Monday, August 23, 2010

Dead Weeks, but Future Promises

Manchester in August. Nobody would write  a poem about it. It seems to be one of the wettest months, not only this year, but the last two or three. I'm hoping for an Indian summer. Having took a week off, I stayed in mostly, reading books, and recording music. These are the dead weeks of summer, and I look back a little on school days, or my long university holidays (youngsters: in those days they not only gave you a grant, but unemployment pay during the summer).  I wrote most of my music and stories during the summers, always something to do when you'd a pen or a typewriter or a 4-track to hand. So, not a bad time for it to rain, and for me to have some time to myself. If you can judge your state of mind by dreams then woke up this morning after dreaming I'd been to see an intimate Joni Mitchell concert in Albert Square, just her and her guitar and an audience of no more than twenty. I've woke up before now having dreamt a job interview in its entirety thinking "thank God, its over" only for it still to come, and in a particular piece of dream-engineering I learnt to drive, passed my test, etc. only to wake up as baffled by cars as when I went to bed. So a dream which finishes with a virtually private rendition of "Carey" and "Amelia" can be seen as some kind of psychic progress, I think. And if a week of solitude, poetry and music manifests itself in the wonder that is Mitchell's "Hejira" I should clearly do it more often.

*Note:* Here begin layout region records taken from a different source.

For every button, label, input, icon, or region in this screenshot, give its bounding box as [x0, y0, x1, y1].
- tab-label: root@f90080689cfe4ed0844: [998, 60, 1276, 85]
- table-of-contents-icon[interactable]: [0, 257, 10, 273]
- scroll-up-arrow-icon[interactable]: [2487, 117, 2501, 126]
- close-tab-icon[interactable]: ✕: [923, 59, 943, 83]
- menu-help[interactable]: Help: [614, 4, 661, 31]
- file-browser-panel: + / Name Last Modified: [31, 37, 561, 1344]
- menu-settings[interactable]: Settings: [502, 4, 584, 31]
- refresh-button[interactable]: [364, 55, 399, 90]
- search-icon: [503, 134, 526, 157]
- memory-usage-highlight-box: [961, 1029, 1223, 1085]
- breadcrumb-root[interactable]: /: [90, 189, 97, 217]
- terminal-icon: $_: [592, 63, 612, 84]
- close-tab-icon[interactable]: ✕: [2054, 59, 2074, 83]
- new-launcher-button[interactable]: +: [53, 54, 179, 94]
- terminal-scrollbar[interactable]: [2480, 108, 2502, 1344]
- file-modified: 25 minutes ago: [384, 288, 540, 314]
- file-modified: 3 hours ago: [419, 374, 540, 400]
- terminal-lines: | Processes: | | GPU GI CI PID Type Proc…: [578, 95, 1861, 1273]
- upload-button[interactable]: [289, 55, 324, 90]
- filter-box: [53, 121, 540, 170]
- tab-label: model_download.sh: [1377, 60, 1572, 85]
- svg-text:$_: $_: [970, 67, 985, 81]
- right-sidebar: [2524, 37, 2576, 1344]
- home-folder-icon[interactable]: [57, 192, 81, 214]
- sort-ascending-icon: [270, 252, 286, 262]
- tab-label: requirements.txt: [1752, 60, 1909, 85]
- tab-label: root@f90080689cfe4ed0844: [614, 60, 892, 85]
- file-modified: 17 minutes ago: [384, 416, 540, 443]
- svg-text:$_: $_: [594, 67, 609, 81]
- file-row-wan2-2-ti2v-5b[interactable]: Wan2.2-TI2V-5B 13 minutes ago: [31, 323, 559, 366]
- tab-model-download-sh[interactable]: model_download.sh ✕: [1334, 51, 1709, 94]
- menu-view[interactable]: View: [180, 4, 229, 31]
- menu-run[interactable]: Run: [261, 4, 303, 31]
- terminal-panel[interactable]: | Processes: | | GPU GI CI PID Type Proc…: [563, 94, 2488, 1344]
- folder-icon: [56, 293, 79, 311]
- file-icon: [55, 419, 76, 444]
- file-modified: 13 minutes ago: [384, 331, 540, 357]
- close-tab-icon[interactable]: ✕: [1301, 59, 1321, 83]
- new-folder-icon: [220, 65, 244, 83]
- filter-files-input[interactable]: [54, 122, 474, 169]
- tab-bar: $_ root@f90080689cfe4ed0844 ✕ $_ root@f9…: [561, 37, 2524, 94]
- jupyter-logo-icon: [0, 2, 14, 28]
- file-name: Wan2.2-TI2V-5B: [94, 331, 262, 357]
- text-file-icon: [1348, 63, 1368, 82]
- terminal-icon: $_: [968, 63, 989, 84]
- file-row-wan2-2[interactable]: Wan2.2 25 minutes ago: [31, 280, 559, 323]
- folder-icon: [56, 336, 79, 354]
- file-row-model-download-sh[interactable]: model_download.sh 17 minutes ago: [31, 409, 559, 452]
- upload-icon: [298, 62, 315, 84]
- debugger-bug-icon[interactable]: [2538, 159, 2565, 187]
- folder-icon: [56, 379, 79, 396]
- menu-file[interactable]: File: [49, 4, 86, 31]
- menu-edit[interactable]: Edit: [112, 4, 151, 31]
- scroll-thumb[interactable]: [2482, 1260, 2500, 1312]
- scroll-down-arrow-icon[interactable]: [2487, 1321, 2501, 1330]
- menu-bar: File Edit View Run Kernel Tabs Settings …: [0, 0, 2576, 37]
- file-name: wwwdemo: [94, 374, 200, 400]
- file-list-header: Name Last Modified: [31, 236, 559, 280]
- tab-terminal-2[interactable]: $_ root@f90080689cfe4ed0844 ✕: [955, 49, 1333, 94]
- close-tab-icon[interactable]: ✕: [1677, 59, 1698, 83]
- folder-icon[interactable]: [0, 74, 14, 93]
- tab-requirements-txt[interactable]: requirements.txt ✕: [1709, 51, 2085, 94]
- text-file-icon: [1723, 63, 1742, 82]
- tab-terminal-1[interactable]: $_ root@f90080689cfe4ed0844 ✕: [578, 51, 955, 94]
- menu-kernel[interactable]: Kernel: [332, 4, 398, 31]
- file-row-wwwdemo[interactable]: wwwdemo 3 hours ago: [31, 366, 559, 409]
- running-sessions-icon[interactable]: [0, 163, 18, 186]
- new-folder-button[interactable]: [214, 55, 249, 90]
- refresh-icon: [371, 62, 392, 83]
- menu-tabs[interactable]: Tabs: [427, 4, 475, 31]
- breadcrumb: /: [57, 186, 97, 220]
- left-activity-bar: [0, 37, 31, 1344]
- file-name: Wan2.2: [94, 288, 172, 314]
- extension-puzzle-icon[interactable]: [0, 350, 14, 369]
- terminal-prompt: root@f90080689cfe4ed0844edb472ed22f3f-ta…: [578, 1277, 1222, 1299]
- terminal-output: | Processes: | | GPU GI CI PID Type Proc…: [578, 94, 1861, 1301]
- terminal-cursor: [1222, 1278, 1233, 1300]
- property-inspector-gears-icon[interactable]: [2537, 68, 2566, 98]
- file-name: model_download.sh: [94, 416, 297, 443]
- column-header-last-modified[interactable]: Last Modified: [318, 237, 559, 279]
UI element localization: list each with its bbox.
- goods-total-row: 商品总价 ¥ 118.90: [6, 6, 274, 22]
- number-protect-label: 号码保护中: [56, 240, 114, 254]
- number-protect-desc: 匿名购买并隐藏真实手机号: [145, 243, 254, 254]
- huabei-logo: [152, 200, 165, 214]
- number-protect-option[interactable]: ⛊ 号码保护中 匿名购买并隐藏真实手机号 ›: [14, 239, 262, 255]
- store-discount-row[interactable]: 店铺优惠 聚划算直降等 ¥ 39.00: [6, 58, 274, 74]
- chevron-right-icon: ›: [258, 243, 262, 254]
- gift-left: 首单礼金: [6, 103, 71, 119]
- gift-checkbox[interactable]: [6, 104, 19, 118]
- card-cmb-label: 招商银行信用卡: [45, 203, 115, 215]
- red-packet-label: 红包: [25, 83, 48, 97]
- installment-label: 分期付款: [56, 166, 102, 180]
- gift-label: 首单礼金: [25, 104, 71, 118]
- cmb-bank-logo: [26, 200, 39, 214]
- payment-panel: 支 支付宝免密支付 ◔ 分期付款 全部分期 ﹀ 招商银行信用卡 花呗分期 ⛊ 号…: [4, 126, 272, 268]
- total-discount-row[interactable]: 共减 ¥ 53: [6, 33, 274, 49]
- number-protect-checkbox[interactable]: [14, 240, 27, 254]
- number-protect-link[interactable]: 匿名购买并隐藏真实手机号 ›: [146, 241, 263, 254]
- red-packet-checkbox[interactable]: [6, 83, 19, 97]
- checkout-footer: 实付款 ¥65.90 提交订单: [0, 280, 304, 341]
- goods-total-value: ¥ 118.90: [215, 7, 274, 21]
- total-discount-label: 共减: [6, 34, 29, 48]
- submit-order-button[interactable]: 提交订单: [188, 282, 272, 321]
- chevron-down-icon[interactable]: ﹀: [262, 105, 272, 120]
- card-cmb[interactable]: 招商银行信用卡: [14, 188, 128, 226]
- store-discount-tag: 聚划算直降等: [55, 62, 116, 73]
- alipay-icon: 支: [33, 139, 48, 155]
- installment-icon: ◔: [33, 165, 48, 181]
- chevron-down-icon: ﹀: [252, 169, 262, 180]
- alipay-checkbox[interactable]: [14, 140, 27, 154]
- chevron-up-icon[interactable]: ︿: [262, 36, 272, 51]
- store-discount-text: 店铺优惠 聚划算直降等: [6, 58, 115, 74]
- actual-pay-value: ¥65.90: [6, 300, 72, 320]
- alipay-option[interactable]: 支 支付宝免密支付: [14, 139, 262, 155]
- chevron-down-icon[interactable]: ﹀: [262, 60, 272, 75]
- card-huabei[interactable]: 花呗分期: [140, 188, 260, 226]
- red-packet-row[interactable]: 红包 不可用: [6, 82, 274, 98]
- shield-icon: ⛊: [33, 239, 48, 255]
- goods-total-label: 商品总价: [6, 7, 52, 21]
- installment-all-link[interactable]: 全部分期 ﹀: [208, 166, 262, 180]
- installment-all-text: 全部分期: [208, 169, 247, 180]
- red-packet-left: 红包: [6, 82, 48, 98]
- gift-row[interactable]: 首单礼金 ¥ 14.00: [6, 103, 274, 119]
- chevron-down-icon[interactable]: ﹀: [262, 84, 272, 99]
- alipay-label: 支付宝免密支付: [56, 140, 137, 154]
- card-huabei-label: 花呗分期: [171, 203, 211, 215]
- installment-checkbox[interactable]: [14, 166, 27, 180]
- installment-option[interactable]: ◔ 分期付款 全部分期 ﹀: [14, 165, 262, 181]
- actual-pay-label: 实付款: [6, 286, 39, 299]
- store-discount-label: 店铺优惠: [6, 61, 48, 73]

But dead weeks won't last for long and come September everything will kick back in with vitality. First up, on Thursday 2nd September is Howard Jacobsen reading from "The Finkler Question" at the Anthony Burgess Foundation, just off Whitworth Street. My (and other people's) new favourite venue in town - I imagine it will be one not to be missed. A son of Manchester who seems to genuinely relish returning (as he did in fiction in "The Mighty Waltzer") it's certainly a new term event worth getting a new pencil case for.

For soon after, it's festival season. I'm reading from my new collection, alongside the estimable James Davies on Thursday 30th September at Pizza Express, as part of the Didsbury Arts Festival.  Not that we're the only poets or writers, reading that week. I'm sure I'll try and get to a few things, but particularly Nicholas Royle's "Nightjar Press" night, and a reading by Jon McAuliffe. You can download complete listings on the DAF website or find them on Facebook.

...then a couple of weeks to go before its Manchester Literature Festival, though my highlight would have to be the appearance of the wonderful American poet CK Williams at the Martin Harris Centre on 4th October. Anyone who loves poetry should make a beeline for this event. Williams, who I met, and saw read in Norwich two years ago, has a poetic sensibility that we rarely see on these shores. His collection of late middle age, "Repair" remains a particular favourite.The literature festival itself has the usual collection of the unusual - where literature  seems too staid a word for a diverse range of events, that, yes, are all somehow literary.  Its usually a horribly busy time of year for me, but I'm hoping that I'll get a few passes out.

So, a few random events for your diary, but heralding a fine literary autumn, rain or no rain.